Perhaps it was a mistake to undertake this project on a very ‘clammy’ day. Although I had a fan blowing cold air over me I was uncomfortably warm and certainly did not enjoy the process. I simply wanted to get the blouse finished and tomorrow I could move onto something else so the prepared pocket is languishing in the pile of fabrics – not attached to the blouse!

Conclusion: This is a wearable muslin. The armholes are too deep which means there are drag lines from the shoulder seam. I feel that the length (which is longer to enable a tie front which in hindsight I probably won’t use!) is too long when untied.

Although I cut an XXL the blouse is a little too snug over the hips but fits OK everywhere else. I have altered the pattern and hopefully if I use a more stable fabric such as a cotton next time the blouse will rate more than 5 out of 10.

project #43 completed 17th June 2021

Texas Pants #3

Well here I am still trying to perfect the fit of the Texas pants. This is a little like the story of Goldilocks and the three bears. First pair too big, second pair still too big but a little better, 3rd pair just about right!

I put on the first pair that I made using Navy poly/cotton exactly to the size 24. This made it easy to see where I needed to make the alterations. First I reduced the leg length by 1 inch. Then I reduced the front crotch depth by 1 inch at centre front shading to 0 at the side seam. I then slashed the pant leg from top to knee level (which is the point of the lengthen/shorten line), reducing the entire width x 1 inch.

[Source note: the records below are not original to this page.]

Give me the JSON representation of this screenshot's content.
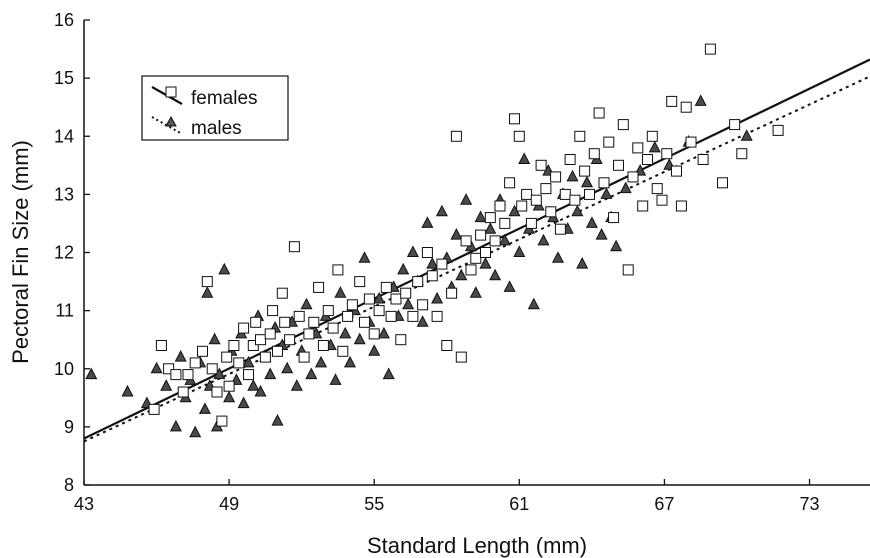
{
  "chart_data": {
    "type": "scatter",
    "title": "",
    "xlabel": "Standard Length (mm)",
    "ylabel": "Pectoral Fin Size (mm)",
    "xlim": [
      43,
      75.5
    ],
    "ylim": [
      8,
      16
    ],
    "xticks": [
      "43",
      "49",
      "55",
      "61",
      "67",
      "73"
    ],
    "yticks": [
      "8",
      "9",
      "10",
      "11",
      "12",
      "13",
      "14",
      "15",
      "16"
    ],
    "grid": false,
    "legend_position": "top-left",
    "series": [
      {
        "name": "females",
        "marker": "square",
        "line_style": "solid",
        "regression": {
          "x": [
            43,
            75.5
          ],
          "y": [
            8.8,
            15.32
          ]
        },
        "points": [
          [
            45.9,
            9.3
          ],
          [
            46.2,
            10.4
          ],
          [
            46.5,
            10.0
          ],
          [
            46.8,
            9.9
          ],
          [
            47.1,
            9.6
          ],
          [
            47.3,
            9.9
          ],
          [
            47.6,
            10.1
          ],
          [
            47.9,
            10.3
          ],
          [
            48.1,
            11.5
          ],
          [
            48.3,
            10.0
          ],
          [
            48.5,
            9.6
          ],
          [
            48.7,
            9.1
          ],
          [
            48.9,
            10.2
          ],
          [
            49.0,
            9.7
          ],
          [
            49.2,
            10.4
          ],
          [
            49.4,
            10.1
          ],
          [
            49.6,
            10.7
          ],
          [
            49.8,
            9.9
          ],
          [
            50.0,
            10.4
          ],
          [
            50.1,
            10.8
          ],
          [
            50.3,
            10.5
          ],
          [
            50.5,
            10.2
          ],
          [
            50.7,
            10.6
          ],
          [
            50.8,
            11.0
          ],
          [
            51.0,
            10.3
          ],
          [
            51.2,
            11.3
          ],
          [
            51.3,
            10.8
          ],
          [
            51.5,
            10.5
          ],
          [
            51.7,
            12.1
          ],
          [
            51.9,
            10.9
          ],
          [
            52.1,
            10.2
          ],
          [
            52.3,
            10.6
          ],
          [
            52.5,
            10.8
          ],
          [
            52.7,
            11.4
          ],
          [
            52.9,
            10.4
          ],
          [
            53.1,
            11.0
          ],
          [
            53.3,
            10.7
          ],
          [
            53.5,
            11.7
          ],
          [
            53.7,
            10.3
          ],
          [
            53.9,
            10.9
          ],
          [
            54.1,
            11.1
          ],
          [
            54.4,
            11.5
          ],
          [
            54.6,
            10.8
          ],
          [
            54.8,
            11.2
          ],
          [
            55.0,
            10.6
          ],
          [
            55.2,
            11.0
          ],
          [
            55.5,
            11.4
          ],
          [
            55.7,
            10.9
          ],
          [
            55.9,
            11.2
          ],
          [
            56.1,
            10.5
          ],
          [
            56.3,
            11.3
          ],
          [
            56.6,
            10.9
          ],
          [
            56.8,
            11.5
          ],
          [
            57.0,
            11.1
          ],
          [
            57.2,
            12.0
          ],
          [
            57.4,
            11.6
          ],
          [
            57.6,
            10.9
          ],
          [
            57.8,
            11.8
          ],
          [
            58.0,
            10.4
          ],
          [
            58.2,
            11.3
          ],
          [
            58.4,
            14.0
          ],
          [
            58.6,
            10.2
          ],
          [
            58.8,
            12.2
          ],
          [
            59.0,
            11.7
          ],
          [
            59.2,
            11.9
          ],
          [
            59.4,
            12.3
          ],
          [
            59.6,
            12.0
          ],
          [
            59.8,
            12.6
          ],
          [
            60.0,
            12.2
          ],
          [
            60.2,
            12.8
          ],
          [
            60.4,
            12.5
          ],
          [
            60.6,
            13.2
          ],
          [
            60.8,
            14.3
          ],
          [
            61.0,
            14.0
          ],
          [
            61.1,
            12.8
          ],
          [
            61.3,
            13.0
          ],
          [
            61.5,
            12.5
          ],
          [
            61.7,
            12.9
          ],
          [
            61.9,
            13.5
          ],
          [
            62.1,
            13.1
          ],
          [
            62.3,
            12.7
          ],
          [
            62.5,
            13.3
          ],
          [
            62.7,
            12.4
          ],
          [
            62.9,
            13.0
          ],
          [
            63.1,
            13.6
          ],
          [
            63.3,
            12.9
          ],
          [
            63.5,
            14.0
          ],
          [
            63.7,
            13.4
          ],
          [
            63.9,
            13.0
          ],
          [
            64.1,
            13.7
          ],
          [
            64.3,
            14.4
          ],
          [
            64.5,
            13.2
          ],
          [
            64.7,
            13.9
          ],
          [
            64.9,
            12.6
          ],
          [
            65.1,
            13.5
          ],
          [
            65.3,
            14.2
          ],
          [
            65.5,
            11.7
          ],
          [
            65.7,
            13.3
          ],
          [
            65.9,
            13.8
          ],
          [
            66.1,
            12.8
          ],
          [
            66.3,
            13.6
          ],
          [
            66.5,
            14.0
          ],
          [
            66.7,
            13.1
          ],
          [
            66.9,
            12.9
          ],
          [
            67.1,
            13.7
          ],
          [
            67.3,
            14.6
          ],
          [
            67.5,
            13.4
          ],
          [
            67.7,
            12.8
          ],
          [
            67.9,
            14.5
          ],
          [
            68.1,
            13.9
          ],
          [
            68.6,
            13.6
          ],
          [
            68.9,
            15.5
          ],
          [
            69.4,
            13.2
          ],
          [
            69.9,
            14.2
          ],
          [
            70.2,
            13.7
          ],
          [
            71.7,
            14.1
          ]
        ]
      },
      {
        "name": "males",
        "marker": "triangle",
        "line_style": "dotted",
        "regression": {
          "x": [
            43,
            75.5
          ],
          "y": [
            8.75,
            15.03
          ]
        },
        "points": [
          [
            43.3,
            9.9
          ],
          [
            44.8,
            9.6
          ],
          [
            45.6,
            9.4
          ],
          [
            46.0,
            10.0
          ],
          [
            46.4,
            9.7
          ],
          [
            46.8,
            9.0
          ],
          [
            47.0,
            10.2
          ],
          [
            47.2,
            9.5
          ],
          [
            47.4,
            9.8
          ],
          [
            47.6,
            8.9
          ],
          [
            47.8,
            10.1
          ],
          [
            48.0,
            9.3
          ],
          [
            48.1,
            11.3
          ],
          [
            48.2,
            9.7
          ],
          [
            48.4,
            10.5
          ],
          [
            48.5,
            9.0
          ],
          [
            48.6,
            9.9
          ],
          [
            48.8,
            11.7
          ],
          [
            49.0,
            9.5
          ],
          [
            49.1,
            10.3
          ],
          [
            49.3,
            9.8
          ],
          [
            49.5,
            10.6
          ],
          [
            49.6,
            9.4
          ],
          [
            49.8,
            10.1
          ],
          [
            50.0,
            9.7
          ],
          [
            50.2,
            10.9
          ],
          [
            50.3,
            9.6
          ],
          [
            50.5,
            10.2
          ],
          [
            50.7,
            9.9
          ],
          [
            50.9,
            10.7
          ],
          [
            51.0,
            9.1
          ],
          [
            51.2,
            10.4
          ],
          [
            51.4,
            10.0
          ],
          [
            51.6,
            10.8
          ],
          [
            51.8,
            9.7
          ],
          [
            52.0,
            10.3
          ],
          [
            52.2,
            11.1
          ],
          [
            52.4,
            9.9
          ],
          [
            52.6,
            10.6
          ],
          [
            52.8,
            10.1
          ],
          [
            53.0,
            10.9
          ],
          [
            53.2,
            10.4
          ],
          [
            53.4,
            9.8
          ],
          [
            53.6,
            11.3
          ],
          [
            53.8,
            10.6
          ],
          [
            54.0,
            10.1
          ],
          [
            54.2,
            11.0
          ],
          [
            54.4,
            10.5
          ],
          [
            54.6,
            11.9
          ],
          [
            54.8,
            10.8
          ],
          [
            55.0,
            10.3
          ],
          [
            55.2,
            11.2
          ],
          [
            55.4,
            10.6
          ],
          [
            55.6,
            9.9
          ],
          [
            55.8,
            11.4
          ],
          [
            56.0,
            10.9
          ],
          [
            56.2,
            11.7
          ],
          [
            56.4,
            11.1
          ],
          [
            56.6,
            12.0
          ],
          [
            56.8,
            11.5
          ],
          [
            57.0,
            10.8
          ],
          [
            57.2,
            12.5
          ],
          [
            57.4,
            11.8
          ],
          [
            57.6,
            11.2
          ],
          [
            57.8,
            12.7
          ],
          [
            58.0,
            11.9
          ],
          [
            58.2,
            11.4
          ],
          [
            58.4,
            12.3
          ],
          [
            58.6,
            11.6
          ],
          [
            58.8,
            12.9
          ],
          [
            59.0,
            12.1
          ],
          [
            59.2,
            11.3
          ],
          [
            59.4,
            12.6
          ],
          [
            59.6,
            11.8
          ],
          [
            59.8,
            12.4
          ],
          [
            60.0,
            11.6
          ],
          [
            60.2,
            12.9
          ],
          [
            60.4,
            12.2
          ],
          [
            60.6,
            11.4
          ],
          [
            60.8,
            12.7
          ],
          [
            61.0,
            12.0
          ],
          [
            61.2,
            13.6
          ],
          [
            61.4,
            12.4
          ],
          [
            61.6,
            11.1
          ],
          [
            61.8,
            12.8
          ],
          [
            62.0,
            12.2
          ],
          [
            62.2,
            13.4
          ],
          [
            62.4,
            12.6
          ],
          [
            62.6,
            11.9
          ],
          [
            62.8,
            13.0
          ],
          [
            63.0,
            12.4
          ],
          [
            63.2,
            13.3
          ],
          [
            63.4,
            12.7
          ],
          [
            63.6,
            11.8
          ],
          [
            63.8,
            13.2
          ],
          [
            64.0,
            12.5
          ],
          [
            64.2,
            13.6
          ],
          [
            64.4,
            12.3
          ],
          [
            64.6,
            13.0
          ],
          [
            64.8,
            12.6
          ],
          [
            65.0,
            12.1
          ],
          [
            65.4,
            13.1
          ],
          [
            66.0,
            13.4
          ],
          [
            66.6,
            13.8
          ],
          [
            67.2,
            13.5
          ],
          [
            68.0,
            13.9
          ],
          [
            68.5,
            14.6
          ],
          [
            70.4,
            14.0
          ]
        ]
      }
    ]
  }
}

Then I slashed from top to crotch level and increased at waist x 1 inch shading to 0 at the pivot point. I amended the pocket bags to fit the new lines. Having done all this to the size 24 I then laid the size 22 over the top. It was almost exactly the same!! So….. I shortened the legs of the size 22 x 1 inch and re-drew the back crotch line (no hungry bum for me!). Reduced the front crotch depth x 1 inch and cut out the new pattern from Burgundy poly/cotton.

Pants construction: I am becoming very familiar with the instructions. I decided that to reduce the time taken to construct this third pair I would ignore the rows of contrast twin-needle top stitching. The construction and top stitching were all completed with the same coloured thread. I forgot to fold out the faux fly so this pair of pants does have the top stitching but so far I have not removed thebasting on the centre front seam. Before attaching the waistband I neatened the hems of the legs, turned up the 2 inches and top stitched in place.

Waistband: I left 1¾ inches open on the centre back seam of the waistband so that the elastic could be inserted later.

I was reminded of a different way to complete the inside of the waistband, I bound the edge with a remnant of pretty pink cotton. Pressed up the seam allowance of the pants to the inside of the waistband and the facing of the waistband down before ‘stitching in the ditch’ from the right side to secure. All that was left to do was to Insert elastic, check the fit and secure the ends of elastic with triple zig-zag stitch.

I am hoping that I am now ready to make a ‘perfect’ pair of Texas using some lovely Red stretch denim purchased from Minerva during one of their sales.